その細い髪を掬い上げると、私の指先をいくつかの束になってはらはらと滑り落ちる。
その感触は、心地良い物であった。
そういえば、過去男性の頭をこんなにも長い時間撫で続けた経験はないな。
なんて、そんな事を考える余裕も出て来た。
ふと、カカシの言葉を思い出す。
——サスケじゃなくて俺でも良いと思わない?
たしかに、そうなのだ。二人はこの世界に来てから出会えた、大切な人達。
その大切さに差異などあるはずはない。
その、はずなのに…どうして私はサスケを選んだのだろう?
やはり年下の彼の方が、抵抗なく触れられると本能的に感じ取ったのだろうか?
カカシはやはり、大人の男…過ぎて。容易に触れる事など出来ないと。咄嗟に考え取ったのだろうか。

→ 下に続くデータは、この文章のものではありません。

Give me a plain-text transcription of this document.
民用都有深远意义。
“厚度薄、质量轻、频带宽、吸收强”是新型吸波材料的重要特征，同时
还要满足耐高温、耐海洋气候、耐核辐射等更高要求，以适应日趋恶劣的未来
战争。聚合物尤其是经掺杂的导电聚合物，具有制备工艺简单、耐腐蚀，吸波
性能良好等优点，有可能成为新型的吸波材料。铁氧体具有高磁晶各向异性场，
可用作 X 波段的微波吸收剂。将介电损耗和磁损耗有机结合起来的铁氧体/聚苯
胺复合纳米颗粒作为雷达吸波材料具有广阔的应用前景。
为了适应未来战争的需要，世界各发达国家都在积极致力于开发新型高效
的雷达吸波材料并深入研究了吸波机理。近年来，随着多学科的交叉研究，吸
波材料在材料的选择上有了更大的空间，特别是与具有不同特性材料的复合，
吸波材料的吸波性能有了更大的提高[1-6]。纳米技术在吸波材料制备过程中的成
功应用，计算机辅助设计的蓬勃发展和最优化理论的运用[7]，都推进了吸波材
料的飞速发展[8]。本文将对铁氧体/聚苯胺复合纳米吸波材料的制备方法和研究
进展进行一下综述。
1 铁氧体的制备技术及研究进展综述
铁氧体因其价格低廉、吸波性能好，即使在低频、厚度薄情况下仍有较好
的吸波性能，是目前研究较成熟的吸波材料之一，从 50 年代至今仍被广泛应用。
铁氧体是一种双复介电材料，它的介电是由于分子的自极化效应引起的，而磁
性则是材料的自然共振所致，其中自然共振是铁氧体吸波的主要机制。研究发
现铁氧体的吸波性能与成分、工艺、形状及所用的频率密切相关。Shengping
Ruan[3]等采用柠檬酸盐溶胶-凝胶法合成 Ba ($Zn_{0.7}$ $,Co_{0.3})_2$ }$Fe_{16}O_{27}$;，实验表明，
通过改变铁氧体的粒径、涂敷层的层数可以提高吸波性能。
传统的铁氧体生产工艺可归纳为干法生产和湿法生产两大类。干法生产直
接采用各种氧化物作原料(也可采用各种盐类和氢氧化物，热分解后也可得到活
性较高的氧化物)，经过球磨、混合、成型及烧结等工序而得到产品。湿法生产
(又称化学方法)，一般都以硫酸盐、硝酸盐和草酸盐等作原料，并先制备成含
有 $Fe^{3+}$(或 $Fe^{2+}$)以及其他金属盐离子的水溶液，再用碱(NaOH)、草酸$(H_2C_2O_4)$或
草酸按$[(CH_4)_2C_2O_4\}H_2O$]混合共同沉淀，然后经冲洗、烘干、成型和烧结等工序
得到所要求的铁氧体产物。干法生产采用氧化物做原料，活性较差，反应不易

なんとなく、こうして触っているのがカカシの白髪だと置き換えて考えてみる。
しかし……
上手く頭の中で想像できなかった。
『…サスケ君』
小さく。ごく小さな声で、名前を呼んでみる。
しかし返事はなかった。どうやら彼は無事眠りに落ちたようだ。
『…サスケ君。ありがとう。本当に。
ありがとう…ありがとう』
彼の額に、自分の額を触れるか触れないか の距離まで近付ける。
やはり緊張感が体を駆け抜け、まるで電気が走ったように。額が痺れるような感覚。
しかしそれは、全く不快なものではなかった。